La cardiologia lancia il messaggio per la vita

La cardiologia lancia il messaggio per la vita

Un congresso di due giorni a Roma per aiutarci a vivere  meglio. La sfida lanciata dal dott. Calò e le storie dei  suoi “resuscitati” presso il Policlinico Casilino

In Italia la prima causa di morte è rappresentata dallo scompenso cardiaco con una vera mattanza: ogni anno, infatti, nel nostro paese circa 100.000 persone ne sono colpite ed oltre 500 sono ospitate in strutture ospedaliere per  ricoveri giornalieri (50.000 decessi ogni anno)

 

Questo fenomeno ha grandi conseguenze sulla vita personale ed incide – aspetto da non trascurare – anche sul servizio sanitario nazionale, con cifre che si aggirano attorno ai 625 milioni di euro. Ma si può vivere con la consapevolezza di avere un cuore più sano grazie a campagne informative mirate, così come ci racconta il dott. Leonardo Calò, responsabile del centro di Aritmiologia del Policlinico Casilino, ambulatorio dedicato alla cura e al sostegno dei pazienti affetti da scompenso cardiaco.
“La conoscenza è importante e deve partire dal basso con costi contenuti” è il messaggio che ha ispirato la quinta edizione del  congresso Advances in Cardiac Electrophysiology che si è svolto a Roma dal 21 al 22 novembre. Tutti gli incontri tematici sono stati incentrati su argomenti cardio-aritmologici come la prevenzione del rischio di morte improvvisa; il trattamento farmacologico delle aritmie; la sincope; la terapia farmacologica e non farmacologica dello scompenso cardiaco; la cardiologia interventistica; la cardiochirurgia; la cardiologia dello sport e le emergenze cardiovascolari.

L’obiettivo del congresso, che ha visto la partecipazione di duemila medici ed infermieri provenienti dai maggiori nosocomi italiani, è quello di comunicare che la sindrome di morte improvvisa non è invincibile. Ci sono infatti alcune semplici ma basilari regole di vita che, unite ad un massaggio cardiaco, possono scongiurare il peggio. Tra le regole di vita, una è quella di ascoltare il proprio corpo e di comunicare al proprio medico di avere eventuali malesseri, anche lievi.
Una buona abitudine sarebbe poi quella di controllare le pulsazioni al polso, ad esempio, pratica che permetterebbe di contrastare le conseguenze delle eventuali aritmie: se si riscontrasse un’alterazione durante uno di questi monitoraggi infatti bisognerebbe subito rivolgersi ad un dottore affinché si possano ripristinare i normali valori.
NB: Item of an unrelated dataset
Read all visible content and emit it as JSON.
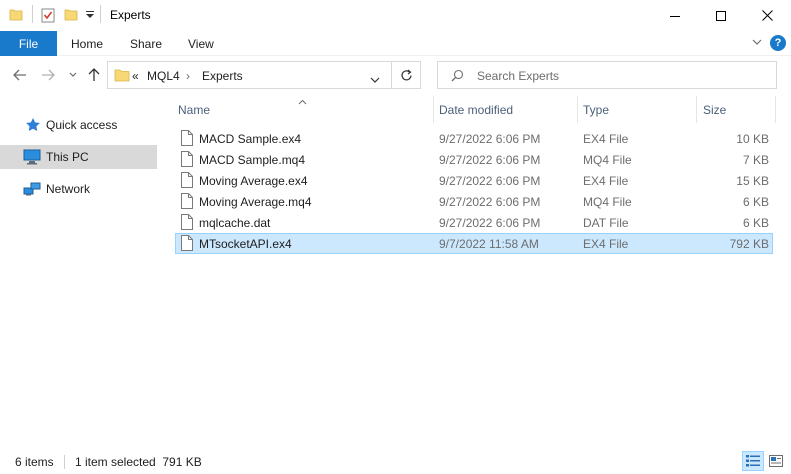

Senza una tempestiva diagnosi con conseguente profilassi, si potrebbero verificare casi di ictus, che colpiscono il 20% della popolazione italiana, con un costo per la sanità di 50 mila euro.

Ma come si può intervenire in caso di scompensi cardiaci? Ci sono piccoli ma essenziali rimedi, come il massaggio cardiaco e il defibrillatore automatico e semiautomatico che però devono essere ben praticati. “A tal fine” ci dice il dott. Calò “vorremmo formare i docenti di scienze motorie delle scuole superiori, perché la morte improvvisa, purtroppo, miete giovani vittime tra adolescenti che praticano sport sia a livello agonistico che dilettantistico”.    

Tante le testimonianze di uomini e donne definiti  “resuscitati”, così come la storia raccontata tra silenzi e lacrime da Ivano, cinquantenne colpito da un infarto: il 12 dicembre del 2011 Ivano si accascia sul campo da tennis di un circolo romano e solo la decisiva manovra cardiaca, pratica da un medico che casualmente stava facendo jogging nei paraggi, gli salva la vita. Poi, il successivo trasporto presso il Policlinico Casilino, con le cure tempestive del dott. Calò che gli permette di avere un’esistenza migliore grazie a semplici ma efficaci regole da seguire.

Non è impossibile sconfiggere patologie cardiologiche e ciò può avvenire solo attraverso la conoscenza, che deve passare per generazioni differenti perché la sindrome da morte improvvisa purtroppo non è legata all’età e colpisce anche i più giovani. L’invito del congresso spinge perciò chiunque ad informarsi, a prevenire e ad agire, qualora vi fosse la necessità, facendo ricorso a semplici ma efficaci manovre di rianimazione.